The Piano Sonata No. 14 in C-sharp minor "Quasi una fantasia", Op. 27, No. 2, popularly known as the Moonlight Sonata, is a piano sonata by Ludwig van Beethoven. Completed in 1801 and dedicated in 1802 to his student, Countess Giulietta Guicciardi, it is one of Beethoven's most popular musical compositions for the piano.

Names

The first edition of the score has Sonata quasi una fantasia written as the heading, a title this work shares with its companion piece, Op. 27, No. 1. Grove Music Online translates the Italian title as "sonata in the manner of a fantasy".

The name "Moonlight Sonata" started to become in use after the comments made by German music critic and poet Ludwig Rellstab about what the music reminded him of. In 1832, five years after Beethoven's death, Rellstab imagined the effect of the first movement like a moonlight shining above Lake Lucerne. Many agreed to this idea, and within ten years, the name "Moonlight Sonata" ("Mondscheinsonate" in German) was being used in German and English publications. Later in the 19th century, it could be said that the sonata was "universally known" by that name.

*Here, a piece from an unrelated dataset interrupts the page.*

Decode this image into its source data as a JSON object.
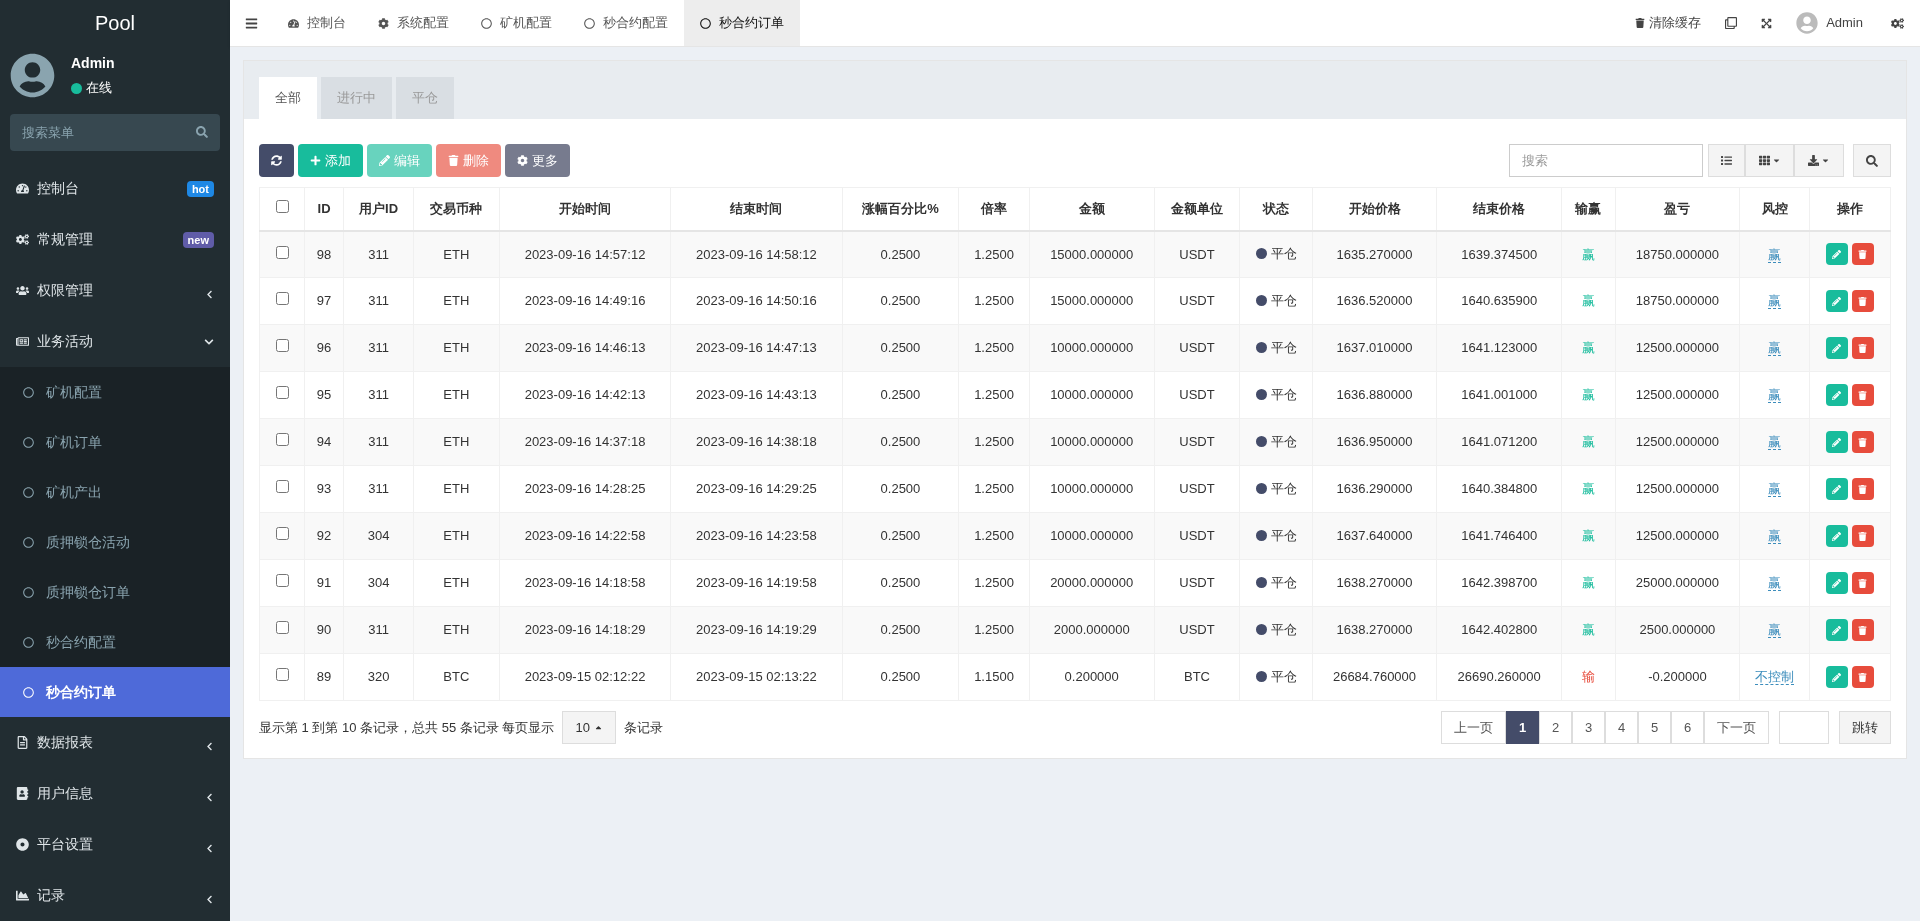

Many critics have disagreed to the subjective, Romantic nature of the title "Moonlight", which has often been called "a misleading approach to a movement with almost the character of a funeral march" and "absurd". Other critics have approved of the nickname, finding it memorable or similar to their own connections with the work. Gramophone founder Compton Mackenzie found the title "harmless", saying that "it is silly for austure critics to work themselves up into a state of almost hysterical rage with poor Rellstab", and adding, "what these austere critics fail to grasp is that unless the general public had responded to the suggestion of moonlight in this music Rellstab's remark would long ago have been forgotten."

Form

Although there is no direct reason as to why Beethoven decided to title both the Op. 27 works as Sonata quasi una fantasia, it may be important that the layout of the present work does not follow the traditional movement arrangement in the Classical period of fast-slow-[fast]-fast. Instead, the sonata has an end-weighted path, with the faster more technically complex music saved until the third movement. In his analysis, German critic Paul Bekker says that "The opening sonata-allegro movement gave the work a definite character from the beginning... which succeeding movements could supplement but not change. Beethoven rebelled against this determinative quality in the first movement. He wanted a prelude, an introduction, not a proposition.”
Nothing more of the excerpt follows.